Les locuteurs muets

Le jugement des locuteurs "muets" à l'égard de leurs compétences en patois est en général beaucoup plus ambigu et cette catégorie de locuteurs ne présente pas de comportement homogène.

Les femmes mariées avec un locuteur pratiquant la langue régionale affirment qu'elles comprennent tout ce qui est dit lors des conversations en patois, conversations auxquelles elles participent parfois mais en utilisant le français exclusivement. Certaines prétendent qu'elles ne savent pas parler patois ou qu'elles le parlent mal. Il n'est pas possible de connaître précisément les compétences actives de ces femmes puisqu’elles refusent généralement de participer aux enquêtes linguistiques. Toutefois, il semble que certaines tout au moins minimisent leurs compétences actives : lors des enquêtes auprès de leur mari, il leur arrivait d'intervenir pour souffler une réponse ou en corriger une autre. S'il est vrai qu'aucune pratique ne leur permet d’évaluer leurs compétences actives, il n'est néanmoins pas certain qu'elles les sous-estiment : il semble plus justifié de parler de négation179. D’ailleurs, certaines informatrices disaient qu’elles ne voulaient pas parler patois, ce qui suppose donc qu'elles pensaient pouvoir le faire.

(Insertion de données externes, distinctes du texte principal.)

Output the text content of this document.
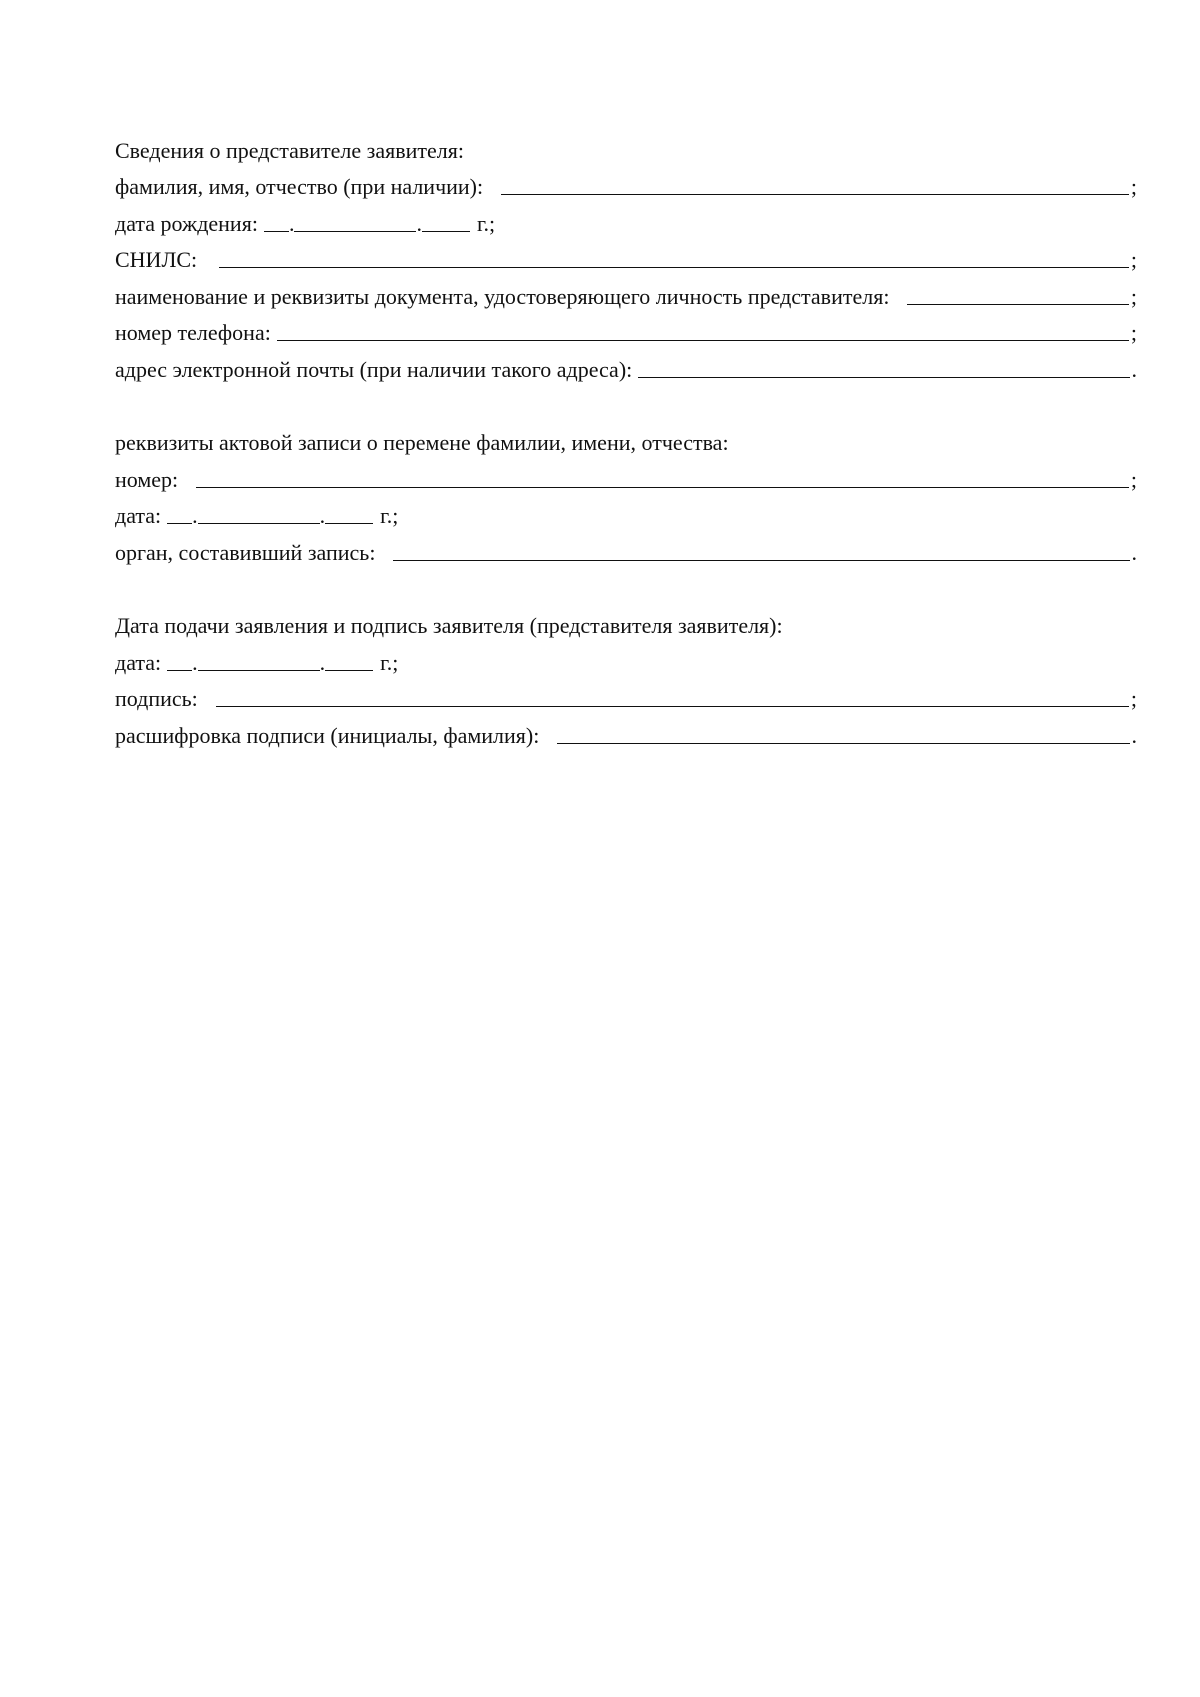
Сведения о представителе заявителя:
фамилия, имя, отчество (при наличии):	;
дата рождения: .	.	г.;
СНИЛС:	;
наименование и реквизиты документа, удостоверяющего личность представителя:	;
номер телефона:	;
адрес электронной почты (при наличии такого адреса):	.
реквизиты актовой записи о перемене фамилии, имени, отчества:
номер:	;
дата: .	.	г.;
орган, составивший запись:	.
Дата подачи заявления и подпись заявителя (представителя заявителя):
дата: .	.	г.;
подпись:	;
расшифровка подписи (инициалы, фамилия):	.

Les autres locuteurs muets forment une catégorie indénombrable. Certains habitants de la région du Pilat se présentent comme des non-locuteurs du patois ou des anciens locuteurs : ils prétendent ne pas savoir parler patois, parfois même ne pas être capables de le comprendre, ce qui est sans doute vrai dans de nombreux cas. Cependant, certaines de ces personnes sont décrites comme très compétentes par des dialectophones de leur village180. Il est impossible de savoir qui a raison puisque les locuteurs niant leurs compétences refusent de se soumettre à des tests linguistiques. Même si, par recoupements de témoignages, il est possible d’identifier quelques locuteurs muets, on ne peut savoir à quel point ils minimisent leurs compétences.

Notes
179.

N. Dorian signale l’existence, dans la communauté gaélique qu’elle a étudiée, de ces locuteurs muets, qu’elle a nommé disclaimer. Elle a pu tester les compétences de l'une de ces personnes qui niait son statut de locuteur (status speaker) et ne parlait le gaélique que quand elle ne voulait pas être comprise de son fils monolingue en anglais ; il s’avéra que ses compétences étaient assez élevées, plus importantes, par exemple, que celles d’un membre de sa famille du même âge qu’elle, qui se considérait comme locuteur et qui parlait très fréquemment gaélique (Dorian 1986a, p. 563).

180.

Par exemple à Saint-Genest-Malifaux (n° 13), Marlhes (n° 23) ou au Bessat (n° 11) : dans cette dernière localité, j’ai rencontré, lors de ma premier tentative d’enquête, qui était restée infructueuse, un homme âgé qui avait énergiquement prétendu ne presque rien connaître du patois, qu’il ne parlait jamais. Quand, par un intermédiaire extérieur au Bessat, s’organisa une enquête collective, cet homme était présent, comme spectateur précisa-t-il, mais il se révéla, malgré ce qu’il continuait à prétendre, être un témoin très compétent. Il était d'ailleurs considéré comme quelqu'un sachant parler patois par les témoins les plus compétents.